Die Angst vor ungewisser Zukunft, vor Armut und Einsamkeit ist die Bresche, welche sich viele Esoteriker und Scharlatane zunutze machen. Der "Hellseher und Lebensberater Hannussen II." alias Willi Gerstl zockt mit seinen Angeboten desorientierte und gutgläubige Menschen ab: In Briefen verspricht er Wohlstand, Berühmtheit und viele Freunde, wenn..., ja wenn man nur sein kleines Pendel oder eins seiner Amulette kauft. Natürlich zum Hanussen-Freundschafts-Preis von DM 300.-. Das mit Gold feucht angehauchte Pendel hat vielleicht einen Materialwert von höchstens DM 5.-. "Menschen wie Hanussen treffen mit gut gemachten Angeboten den Nerv der Zeit", deutet Ingolf Christiansen das Angebot. Die zum Pendel mitgelieferte "Bedienungsanleitung" liefert sogar für ganz Unbedarfte ein paar nützliche Fragen. "Soll ich mir eine Waschmaschine kaufen?" oder "Verdient mein Mann so viel, wie er vorgibt?", sind nur einige Highlights. Ganz Glückliche dürfen für läppische DM 100.- sogar in die "Hannussen-Gemeinschaft" aufgenommen werden und erwarten einmal pro Woche über ein Hannussen-Photo telepathischen Kontakt mit dem Meister.
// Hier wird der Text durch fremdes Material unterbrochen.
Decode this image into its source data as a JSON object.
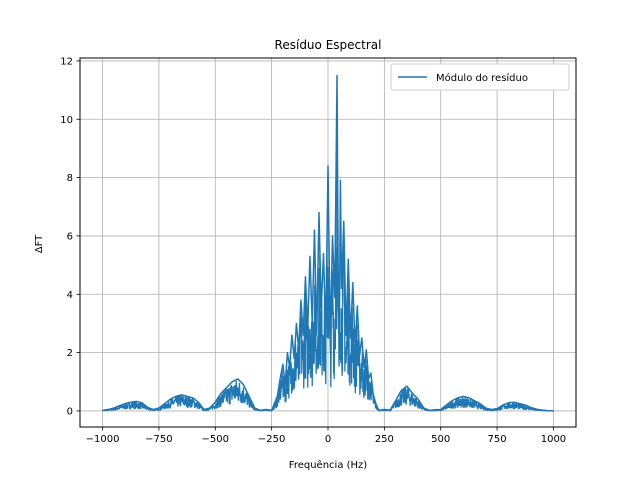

Das "Ostelbienseminar" tagte im Adam-von-Trott-Haus der Ev. Akademie in Berlin-Wannsee Kenner Christiansen: "Gerade einsame alte Leute fallen auf solche Scharlatane herein, weil es der einzige vertrauensvolle Kontakt im Leben zu sein scheint." Auf der gleichen Schiene fahren Scharlatane im Heilgewerbe, die dem Patienten u.a. mit mittels Pendel eine negative Verfassung attestieren. Nach der dritten Sitzung hat der Patient eine Menge Geld überwiesen und siehe da - es geht im schon "viel" besser!

Ernste Konsequenzen

Jedoch muß das Thema ernst genommen werden: Denn Menschen könne durch solche Erlebnisse und ihre "magischen" Deutungen in Verrücktheiten und Ängste getrieben werden. Menschen berichteten vom Friedhof, der im Vorbeigehen in einem schillernden Licht erscheine. Eine Dame wußte nach einer Seance den Teufel in ihrer Wohnung. "Diese Aufregungen können von verheerenden Schlafstörungen bis zu paranoiden Halluzinationen reichen", berichtet Christiansen aus seiner Praxis. "In solchen Fällen hilft manchmal nur ein guter Nervenarzt oder Psychotherapeut. Wichtig wäre es aber, z.B. durch einen guten Religionsunterricht solchen Irrwege und Verführungen von vornherein zu begegnen."

Fortsetzung geplant

Neben den geistlichen Dimensionen der Beschäftigung mit Spiritismus und Okkultismus und den Problemen, die dadurch in Beratung und Seelsorge aufgeworfen werden, waren weitere Themen des Seminars der zunehmende Friedhofsvandalismus aber auch der kritische Umgang mit christlichen Sekten und Neuoffenbarungsbewegungen und die Auseinandersetzung mit dem Dauerthema Scientology. An dem Seminar in der Ev. Akademie am Kleinen Wannsee nahmen über 40 Pfarrer, kirchliche Mitarbeiter und Vertreter von Beratungsstellen teil. Eine Fortsetzung des Seminars mit dem Schwerpunkt Beratung ist schon geplant.